[SPARK-38927][TESTS] Skip NumPy/Pandas tests in `test_rdd.py` if not available #36235

williamhyun · 2022-04-17T18:58:28Z

What changes were proposed in this pull request?

This PR aims to skip NumPy/Pandas tests in test_rdd.py if they are not available.

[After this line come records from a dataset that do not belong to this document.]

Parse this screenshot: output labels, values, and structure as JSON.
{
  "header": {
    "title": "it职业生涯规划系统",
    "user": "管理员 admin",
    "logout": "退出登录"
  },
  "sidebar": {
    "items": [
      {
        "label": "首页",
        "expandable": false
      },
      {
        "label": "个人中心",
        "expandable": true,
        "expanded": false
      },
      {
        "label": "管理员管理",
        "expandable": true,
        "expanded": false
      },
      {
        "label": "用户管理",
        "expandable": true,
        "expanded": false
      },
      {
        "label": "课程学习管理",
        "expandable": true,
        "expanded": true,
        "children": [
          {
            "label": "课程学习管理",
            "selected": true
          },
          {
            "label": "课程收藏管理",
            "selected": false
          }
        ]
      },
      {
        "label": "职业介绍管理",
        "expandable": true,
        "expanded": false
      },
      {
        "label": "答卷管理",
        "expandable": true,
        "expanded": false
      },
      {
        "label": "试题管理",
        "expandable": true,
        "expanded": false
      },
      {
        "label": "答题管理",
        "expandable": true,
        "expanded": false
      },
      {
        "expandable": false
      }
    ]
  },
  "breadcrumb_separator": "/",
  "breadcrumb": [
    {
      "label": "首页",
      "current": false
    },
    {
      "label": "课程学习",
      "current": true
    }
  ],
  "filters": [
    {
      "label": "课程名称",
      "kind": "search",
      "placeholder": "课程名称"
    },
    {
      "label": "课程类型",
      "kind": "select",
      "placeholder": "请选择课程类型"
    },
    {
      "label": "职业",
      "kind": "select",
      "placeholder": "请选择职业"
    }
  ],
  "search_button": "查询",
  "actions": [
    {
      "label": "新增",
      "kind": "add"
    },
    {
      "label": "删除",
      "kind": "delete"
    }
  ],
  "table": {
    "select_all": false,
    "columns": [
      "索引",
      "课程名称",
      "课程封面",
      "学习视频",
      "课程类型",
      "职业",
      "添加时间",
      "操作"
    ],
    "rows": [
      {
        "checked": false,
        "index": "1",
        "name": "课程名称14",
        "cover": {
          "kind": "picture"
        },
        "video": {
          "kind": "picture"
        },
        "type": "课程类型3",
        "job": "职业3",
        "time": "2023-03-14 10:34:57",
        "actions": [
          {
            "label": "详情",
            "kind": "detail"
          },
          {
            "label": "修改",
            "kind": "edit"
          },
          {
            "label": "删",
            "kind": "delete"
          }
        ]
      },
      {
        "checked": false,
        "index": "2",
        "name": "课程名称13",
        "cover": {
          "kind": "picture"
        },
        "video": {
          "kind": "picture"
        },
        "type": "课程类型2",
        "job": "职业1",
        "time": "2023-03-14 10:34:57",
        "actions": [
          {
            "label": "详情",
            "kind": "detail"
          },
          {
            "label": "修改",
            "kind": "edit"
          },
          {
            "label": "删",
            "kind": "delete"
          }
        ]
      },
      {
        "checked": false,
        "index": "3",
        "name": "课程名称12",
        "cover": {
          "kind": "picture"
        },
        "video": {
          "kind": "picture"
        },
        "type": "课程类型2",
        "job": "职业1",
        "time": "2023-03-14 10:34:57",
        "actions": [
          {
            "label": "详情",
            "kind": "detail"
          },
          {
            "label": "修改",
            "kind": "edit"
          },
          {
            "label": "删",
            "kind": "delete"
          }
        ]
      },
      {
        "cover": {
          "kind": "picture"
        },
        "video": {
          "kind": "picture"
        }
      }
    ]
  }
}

Why are the changes needed?

Currently, the tests that involve NumPy or Pandas are failing because NumPy and Pandas are unavailable in underlying Python. The tests should be skipped instead instead of showing failure.

BEFORE

======================================================================
ERROR: test_take_on_jrdd_with_large_rows_should_not_cause_deadlock (pyspark.tests.test_rdd.RDDTests)
----------------------------------------------------------------------
Traceback (most recent call last):
  File ".../test_rdd.py", line 723, in test_take_on_jrdd_with_large_rows_should_not_cause_deadlock
    import numpy as np
ModuleNotFoundError: No module named 'numpy'

----------------------------------------------------------------------
Ran 1 test in 1.990s

FAILED (errors=1)

AFTER

Finished test(python3.9): pyspark.tests.test_rdd RDDTests.test_take_on_jrdd_with_large_rows_should_not_cause_deadlock (1s) ... 1 tests were skipped
Tests passed in 1 seconds

Skipped tests in pyspark.tests.test_rdd RDDTests.test_take_on_jrdd_with_large_rows_should_not_cause_deadlock with python3.9:
    test_take_on_jrdd_with_large_rows_should_not_cause_deadlock (pyspark.tests.test_rdd.RDDTests) ... skipped 'NumPy or Pandas not installed'

Does this PR introduce any user-facing change?

No.

How was this patch tested?

Pass the CIs.

…able

williamhyun · 2022-04-17T19:10:14Z

The CIs are running here:

https://github.com/williamhyun/spark/actions/runs/2180840175

dongjoon-hyun

+1, LGTM. Thank you, @williamhyun .
I verified this locally and updated your PR description.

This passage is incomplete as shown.